Monday mornings start with a garden check-in, starting with silence interns share thoughts to start the week with. This is a way unique and effective way to ease into the week with a clear mind and heart. With the intern’s hard work and dedication the garden gets the attention and love it deserves.
Here are some of the intern’s thoughts on working in the garden:
Joe- I like pruning and being in the trees in the orchard. I like not killing, but invigorating the tree to grow. I think I’m good with the ladder and enjoy the aggressive ladder work.
Em-What I love most about working in the garden is the opportunity to be outside. Nothing makes me more jolly than the California sun! I’m also quite fond of whispering encouraging words to our growing plant babies and chasing away hungry quails.
Gio- Our farm manager Maggie McProud is my favorite thing about the garden! Granted, she isn't a plant, but she does support the interns as we grow as farmers and people. She is closely seconded by harvesting cherry tomatoes, pruning apple trees, and planting garlic. It was harvest season when we first arrived at Woolman, so understandably we were easily enchanted by the incredible amount of produce that was picked and consumed every day.

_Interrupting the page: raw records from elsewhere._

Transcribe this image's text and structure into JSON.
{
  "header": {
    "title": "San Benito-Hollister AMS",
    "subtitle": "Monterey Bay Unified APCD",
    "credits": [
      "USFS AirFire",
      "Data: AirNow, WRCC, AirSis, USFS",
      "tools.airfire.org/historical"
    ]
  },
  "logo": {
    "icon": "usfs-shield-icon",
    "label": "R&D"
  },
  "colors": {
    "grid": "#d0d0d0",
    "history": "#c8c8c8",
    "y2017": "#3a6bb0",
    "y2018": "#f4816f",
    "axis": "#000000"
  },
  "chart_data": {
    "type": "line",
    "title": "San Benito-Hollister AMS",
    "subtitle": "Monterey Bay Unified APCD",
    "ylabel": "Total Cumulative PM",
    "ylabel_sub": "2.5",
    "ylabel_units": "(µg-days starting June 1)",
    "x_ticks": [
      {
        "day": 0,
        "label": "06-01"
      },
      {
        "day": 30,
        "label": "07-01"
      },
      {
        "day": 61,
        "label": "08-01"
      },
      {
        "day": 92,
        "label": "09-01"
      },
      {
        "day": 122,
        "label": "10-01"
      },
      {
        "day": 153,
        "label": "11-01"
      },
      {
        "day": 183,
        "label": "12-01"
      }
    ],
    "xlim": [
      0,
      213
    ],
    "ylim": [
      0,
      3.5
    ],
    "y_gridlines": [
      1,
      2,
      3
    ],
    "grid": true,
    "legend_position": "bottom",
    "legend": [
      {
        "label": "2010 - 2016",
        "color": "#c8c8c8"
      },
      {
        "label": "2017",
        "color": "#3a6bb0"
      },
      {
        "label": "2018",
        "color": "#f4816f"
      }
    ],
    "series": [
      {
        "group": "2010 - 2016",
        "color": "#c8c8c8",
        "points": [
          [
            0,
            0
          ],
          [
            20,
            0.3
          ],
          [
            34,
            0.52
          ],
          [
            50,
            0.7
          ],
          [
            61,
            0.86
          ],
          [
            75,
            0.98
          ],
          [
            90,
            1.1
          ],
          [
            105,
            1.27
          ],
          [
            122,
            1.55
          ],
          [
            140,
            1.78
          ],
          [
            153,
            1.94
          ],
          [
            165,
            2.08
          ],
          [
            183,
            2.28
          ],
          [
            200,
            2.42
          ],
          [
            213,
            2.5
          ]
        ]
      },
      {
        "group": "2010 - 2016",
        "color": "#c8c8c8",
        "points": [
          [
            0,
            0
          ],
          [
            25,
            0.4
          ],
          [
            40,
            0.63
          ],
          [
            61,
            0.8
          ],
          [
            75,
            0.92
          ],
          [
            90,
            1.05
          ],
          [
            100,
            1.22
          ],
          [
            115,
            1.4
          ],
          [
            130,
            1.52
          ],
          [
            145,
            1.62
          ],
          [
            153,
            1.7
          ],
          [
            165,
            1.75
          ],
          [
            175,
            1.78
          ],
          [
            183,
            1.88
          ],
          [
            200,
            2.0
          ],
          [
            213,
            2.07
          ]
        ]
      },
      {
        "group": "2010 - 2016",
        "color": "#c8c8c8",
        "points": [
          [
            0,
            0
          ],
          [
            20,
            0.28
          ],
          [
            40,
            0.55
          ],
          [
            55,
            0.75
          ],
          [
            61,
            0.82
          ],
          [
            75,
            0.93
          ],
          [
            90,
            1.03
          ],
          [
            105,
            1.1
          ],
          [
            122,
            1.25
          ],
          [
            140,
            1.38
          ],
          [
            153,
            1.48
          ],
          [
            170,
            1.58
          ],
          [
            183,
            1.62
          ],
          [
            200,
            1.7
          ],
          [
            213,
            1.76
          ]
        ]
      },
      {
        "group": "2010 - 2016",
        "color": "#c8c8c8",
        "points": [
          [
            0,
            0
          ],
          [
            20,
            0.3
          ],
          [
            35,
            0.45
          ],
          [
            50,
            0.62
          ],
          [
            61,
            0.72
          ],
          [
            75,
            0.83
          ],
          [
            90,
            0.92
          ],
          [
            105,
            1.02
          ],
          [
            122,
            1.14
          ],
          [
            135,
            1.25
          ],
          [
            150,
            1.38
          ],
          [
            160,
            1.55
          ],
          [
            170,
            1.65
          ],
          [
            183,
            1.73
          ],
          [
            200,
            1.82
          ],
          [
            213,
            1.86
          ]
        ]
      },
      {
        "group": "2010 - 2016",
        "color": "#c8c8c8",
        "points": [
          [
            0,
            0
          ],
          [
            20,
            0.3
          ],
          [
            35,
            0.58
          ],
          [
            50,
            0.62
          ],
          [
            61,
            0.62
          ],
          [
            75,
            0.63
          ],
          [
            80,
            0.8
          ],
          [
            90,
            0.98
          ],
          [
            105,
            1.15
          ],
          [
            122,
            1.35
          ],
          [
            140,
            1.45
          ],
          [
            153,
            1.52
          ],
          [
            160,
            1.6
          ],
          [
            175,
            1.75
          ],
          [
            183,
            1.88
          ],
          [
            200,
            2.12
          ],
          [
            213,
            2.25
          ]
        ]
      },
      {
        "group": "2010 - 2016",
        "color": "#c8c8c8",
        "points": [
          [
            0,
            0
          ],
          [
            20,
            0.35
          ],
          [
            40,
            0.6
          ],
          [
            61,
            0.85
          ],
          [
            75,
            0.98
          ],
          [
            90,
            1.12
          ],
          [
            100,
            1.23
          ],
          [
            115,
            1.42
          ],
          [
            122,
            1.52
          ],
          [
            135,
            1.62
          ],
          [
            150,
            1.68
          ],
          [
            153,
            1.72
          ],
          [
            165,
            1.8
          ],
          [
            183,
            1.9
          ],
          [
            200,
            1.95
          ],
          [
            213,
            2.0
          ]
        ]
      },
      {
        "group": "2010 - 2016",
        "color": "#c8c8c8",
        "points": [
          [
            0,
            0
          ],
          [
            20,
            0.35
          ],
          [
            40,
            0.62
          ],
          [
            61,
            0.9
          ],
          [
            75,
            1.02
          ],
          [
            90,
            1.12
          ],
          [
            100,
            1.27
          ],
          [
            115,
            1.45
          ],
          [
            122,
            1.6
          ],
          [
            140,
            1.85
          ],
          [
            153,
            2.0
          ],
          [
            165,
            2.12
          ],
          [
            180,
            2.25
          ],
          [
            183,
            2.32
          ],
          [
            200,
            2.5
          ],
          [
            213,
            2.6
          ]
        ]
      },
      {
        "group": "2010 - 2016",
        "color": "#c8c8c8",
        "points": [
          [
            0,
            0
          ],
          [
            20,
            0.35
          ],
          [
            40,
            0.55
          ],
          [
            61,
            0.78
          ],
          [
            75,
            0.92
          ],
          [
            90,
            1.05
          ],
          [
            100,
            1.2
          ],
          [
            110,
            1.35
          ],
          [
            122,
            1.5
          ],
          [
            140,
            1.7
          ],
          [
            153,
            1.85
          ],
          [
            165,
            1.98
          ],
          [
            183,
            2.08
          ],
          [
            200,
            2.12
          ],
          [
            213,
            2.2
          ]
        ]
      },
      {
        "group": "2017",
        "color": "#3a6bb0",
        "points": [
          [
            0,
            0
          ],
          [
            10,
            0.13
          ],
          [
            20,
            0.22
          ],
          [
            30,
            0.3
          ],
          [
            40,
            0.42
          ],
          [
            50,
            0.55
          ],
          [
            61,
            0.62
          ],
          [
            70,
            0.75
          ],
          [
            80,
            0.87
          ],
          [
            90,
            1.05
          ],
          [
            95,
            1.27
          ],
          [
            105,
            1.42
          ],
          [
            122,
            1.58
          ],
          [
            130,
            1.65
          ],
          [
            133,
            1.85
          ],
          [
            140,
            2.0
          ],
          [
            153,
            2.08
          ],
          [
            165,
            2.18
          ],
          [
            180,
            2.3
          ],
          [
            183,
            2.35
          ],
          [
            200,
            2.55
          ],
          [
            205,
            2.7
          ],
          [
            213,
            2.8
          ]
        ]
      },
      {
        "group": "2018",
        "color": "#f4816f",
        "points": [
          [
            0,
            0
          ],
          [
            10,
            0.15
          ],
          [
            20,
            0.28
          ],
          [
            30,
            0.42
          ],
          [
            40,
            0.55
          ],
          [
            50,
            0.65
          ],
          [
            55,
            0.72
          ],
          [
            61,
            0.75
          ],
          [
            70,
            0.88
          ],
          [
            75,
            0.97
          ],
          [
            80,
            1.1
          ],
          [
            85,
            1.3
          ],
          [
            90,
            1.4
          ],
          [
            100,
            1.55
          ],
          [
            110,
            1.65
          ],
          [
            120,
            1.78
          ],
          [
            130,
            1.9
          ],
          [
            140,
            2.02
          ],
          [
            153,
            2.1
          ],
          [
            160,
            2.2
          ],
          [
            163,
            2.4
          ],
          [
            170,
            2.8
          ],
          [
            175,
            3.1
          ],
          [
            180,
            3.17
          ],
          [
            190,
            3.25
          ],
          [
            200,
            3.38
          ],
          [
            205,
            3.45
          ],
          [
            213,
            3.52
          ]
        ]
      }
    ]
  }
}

At one point, at the end of the peak season, we harvested over five hundred pounds of produce in one day (four hundred of which were tomatoes).
Kat- Having never grown food before, working with the garden this year has given me a deep and visceral appreciation for cycles of life and the radical act that is taking that process into your own hands and belly. I love knowing that the sweat off my own back is a gesture of resistance against industrial agricultural practices that harm our planet, bodies and communities. I also love knowing that the greens and tomatoes on my plate haven’t been shipped from hundreds or thousands of miles away and that their growth contributed to and not detracted from the health of the soil. I’m grateful to be understanding these cyclical processes of life and death, so essential to our basic existence, not in a textbook but through hands-on experience with a brilliant teacher like Maggie McProud leading the way.